1983-2023
Nommer les violences policières
Sous pression des syndicats de police, le gouvernement rejette le terme de «violences policières» systémiques.
« Ne parlez pas de répression ou de violences policières, ces mots sont inacceptables dans un État de droit. » Les paroles d’Emmanuel Macron en 2019 ont radicalement changé par rapport à ses discours de candidat à la présidentielle en 2017. Malgré la pression des syndicats de police sur le gouvernement et le ministère de l’Intérieur qui évitent le terme, les violences policières sont de plus en plus dénoncées en France.
Leur aspect systémique, dû notamment à un manque de formation et de moyens, est réfuté par le gouvernement et les forces de l’ordre. Pourtant, les dégâts disproportionnés provoqués par les techniques de maintien de l’ordre à la française sont documentés, surtout depuis les violences, filmées, lors des manifestations des Gilets jaunes en 2018-2019 ou contre la réforme des retraites en 2023.

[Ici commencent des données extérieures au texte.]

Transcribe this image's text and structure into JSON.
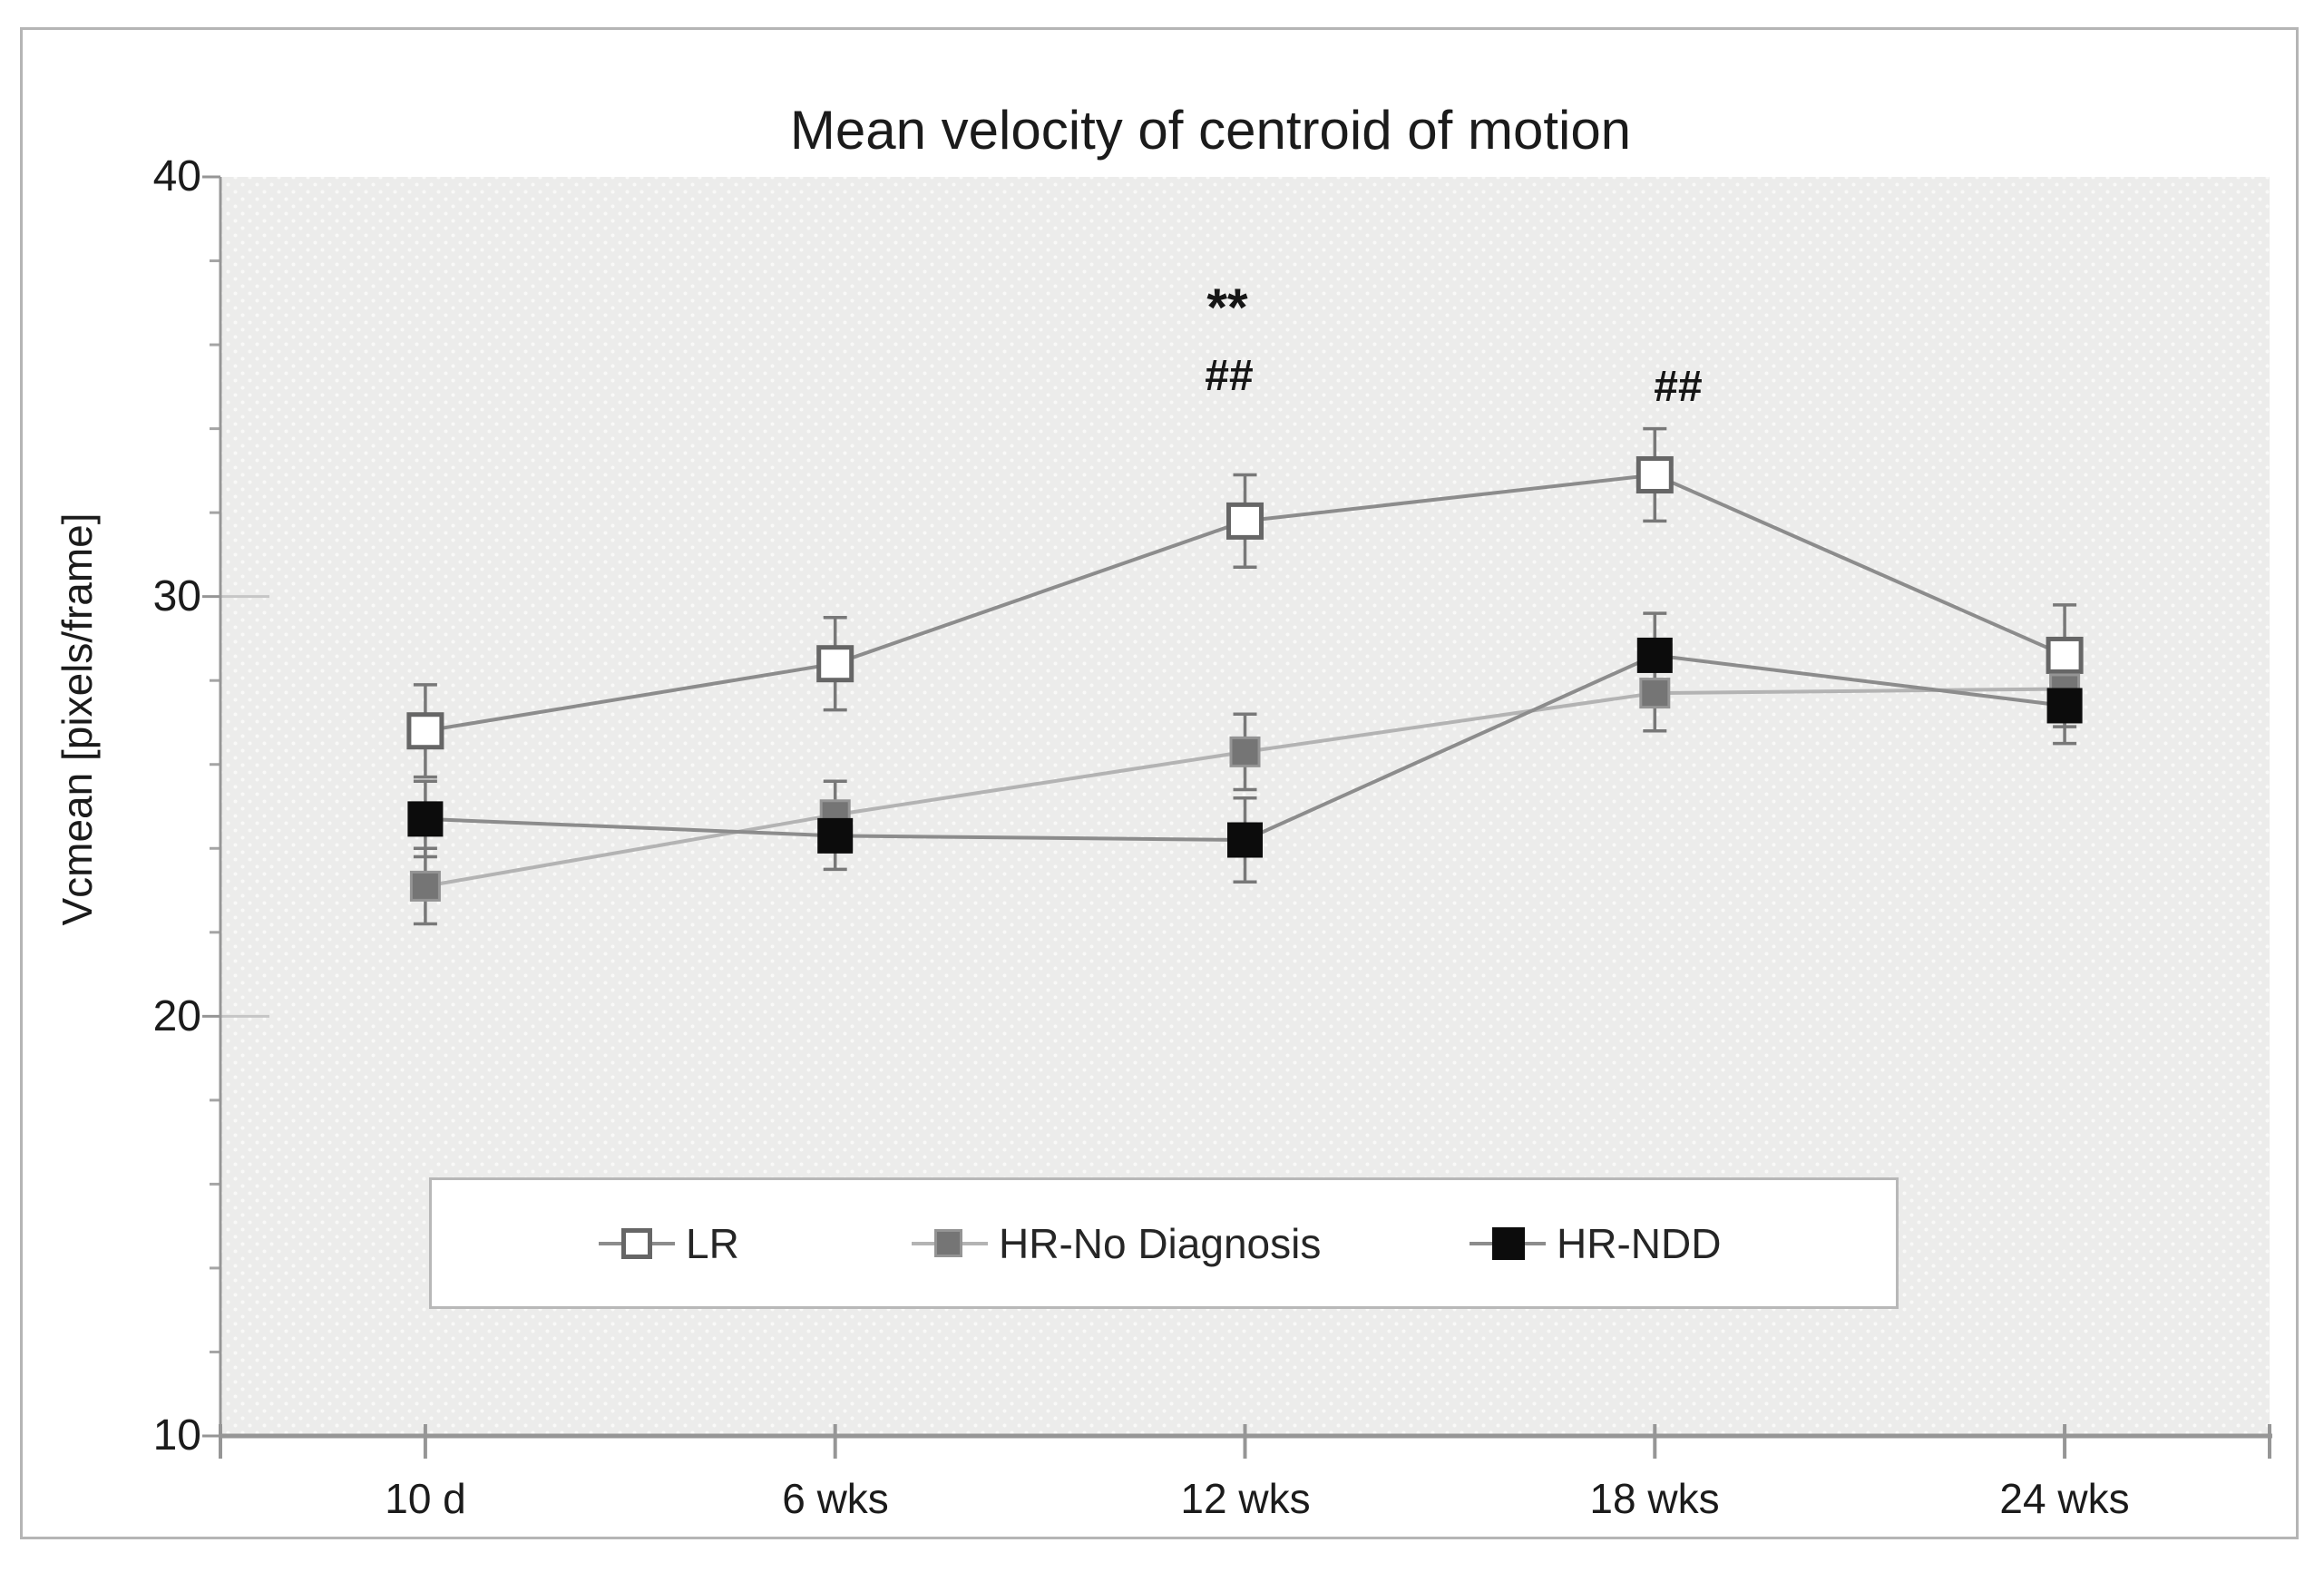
{
  "figure": {
    "background": "#ffffff",
    "border_color": "#b5b5b5"
  },
  "chart_data": {
    "type": "line",
    "title": "Mean velocity of centroid of motion",
    "xlabel": "",
    "ylabel": "Vcmean [pixels/frame]",
    "categories": [
      "10 d",
      "6 wks",
      "12 wks",
      "18 wks",
      "24 wks"
    ],
    "y_ticks": [
      40,
      30,
      20,
      10
    ],
    "ylim": [
      10,
      40
    ],
    "y_minor_tick_step": 2,
    "grid": "off",
    "plot_bg_color": "#ececeb",
    "plot_bg_dot_color": "#f9f9f8",
    "axis_color": "#969696",
    "error_bar_color": "#787878",
    "legend_position": "bottom-center-box",
    "series": [
      {
        "name": "LR",
        "marker": "open-square",
        "marker_fill": "#ffffff",
        "marker_stroke": "#666666",
        "line_color": "#8c8c8c",
        "values": [
          26.8,
          28.4,
          31.8,
          32.9,
          28.6
        ],
        "errors": [
          1.1,
          1.1,
          1.1,
          1.1,
          1.2
        ]
      },
      {
        "name": "HR-No Diagnosis",
        "marker": "filled-square",
        "marker_fill": "#757575",
        "marker_stroke": "#949494",
        "line_color": "#b3b3b3",
        "values": [
          23.1,
          24.8,
          26.3,
          27.7,
          27.8
        ],
        "errors": [
          0.9,
          0.8,
          0.9,
          0.9,
          0.9
        ]
      },
      {
        "name": "HR-NDD",
        "marker": "filled-square",
        "marker_fill": "#0c0c0c",
        "marker_stroke": "#0c0c0c",
        "line_color": "#8c8c8c",
        "values": [
          24.7,
          24.3,
          24.2,
          28.6,
          27.4
        ],
        "errors": [
          0.9,
          0.8,
          1.0,
          1.0,
          0.9
        ]
      }
    ],
    "annotations": [
      {
        "text": "**",
        "category_index": 2,
        "value": 36.8
      },
      {
        "text": "##",
        "category_index": 2,
        "value": 35.3
      },
      {
        "text": "##",
        "category_index": 3,
        "value": 34.9
      }
    ]
  }
}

« Quand j’entends les mots de “violences policières” personnellement, je m’étouffe ». La saillie de Gérald Darmanin avait choqué l’opinion publique, juste après la mort de Cédric Chouviat, un livreur étranglé et plaqué au sol par la police alors qu’il criait « J’étouffe », en janvier 2020. Le ministre de l’Intérieur préfère parler de « dérives » des agents ou de violences légitimes ou illégitimes.
Après l’affaire Michel Zecler en novembre 2020 ce producteur de musique, passé à tabac par trois policiers aux propos racistes, certains ministres ont abordé le sujet mais avec des éléments de langage préparés. Comme le ministre de la Justice Éric Dupont-Moretti sur LCI, le 26 novembre 2020 : « Il faut faire attention, dire que la République a un problème avec les violences policières, ce n’est pas vrai, mais chaque violence policière est un problème pour la République ».
En juin 2023, la mort filmée de Nahel, 17 ans, tué à bout portant par un policier à Nanterre lors d’un contrôle routier a relancé le débat. L’enquête est en cours du côté de l’Inspection générale de la police nationale. Le recours aux armes et le manque de formation des policiers posent une nouvelle fois la question d’une réforme en profondeur du maintien de l’ordre en France.